During the sixteenth and seventeenth centuries only six or eight Mexican minds contributed to culture and learning: Ruiz de Alarcón, Carlos de Sigüenza y Góngora, and Don Bartolomé de Alba were among them. Their influence was restricted to metropolitan centers. Without books, with limited transportation, the hacienda remained a lost society.
In 1910, when there were approximately eight thousand haciendas, between ten and twenty students attended school each day on a given hacienda: In all, some 870,000 children and teenagers were enrolled—gaining a rudimentary education. In towns and cities, where private schools contributed to the nation's education, schools were small and offered limited opportunities. With a population in 1910 of 15 million, Mexico's enrollment was among the world's lowest. Mexico had only 3 million literates. In all hacienda areas millions could not read or write—or speak Spanish.

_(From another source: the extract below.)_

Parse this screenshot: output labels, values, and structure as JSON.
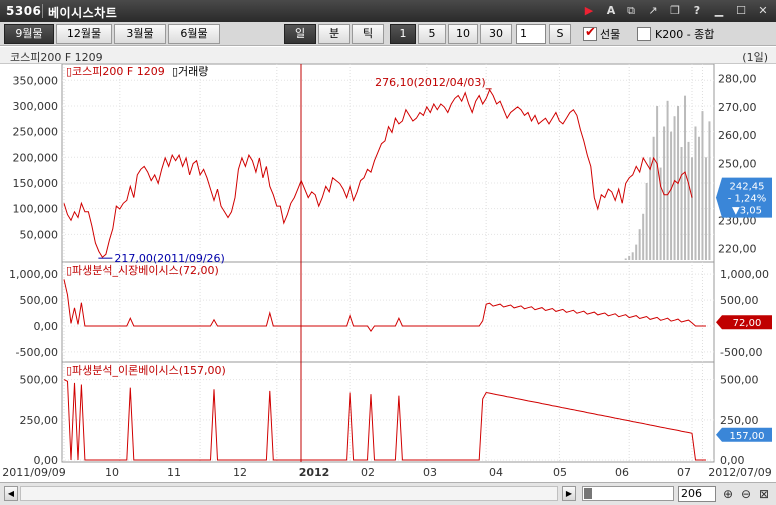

During the more than ten years of civil war and machete madness that followed 1910-1914, education of the masses was disrupted throughout the nation. School attendance dropped in towns and cities; on the hacienda every hint of learning stopped. When hacienda after hacienda was pillaged or burned, the skeletal school system disappeared. Books—those there were—went up in flames. Youth had no chance for scholastic growth. The young who survived were fortunate. During these years, Mexico's population declined by one million people.
Years of revolution retarded Mexico to an incalculable degree as guns took the place of brains. Towns, while occupied by troops or harassed by gunfire, had to abandon teaching and schooling. Youngsters born on an hacienda during those years grew up without seeing the inside of a school.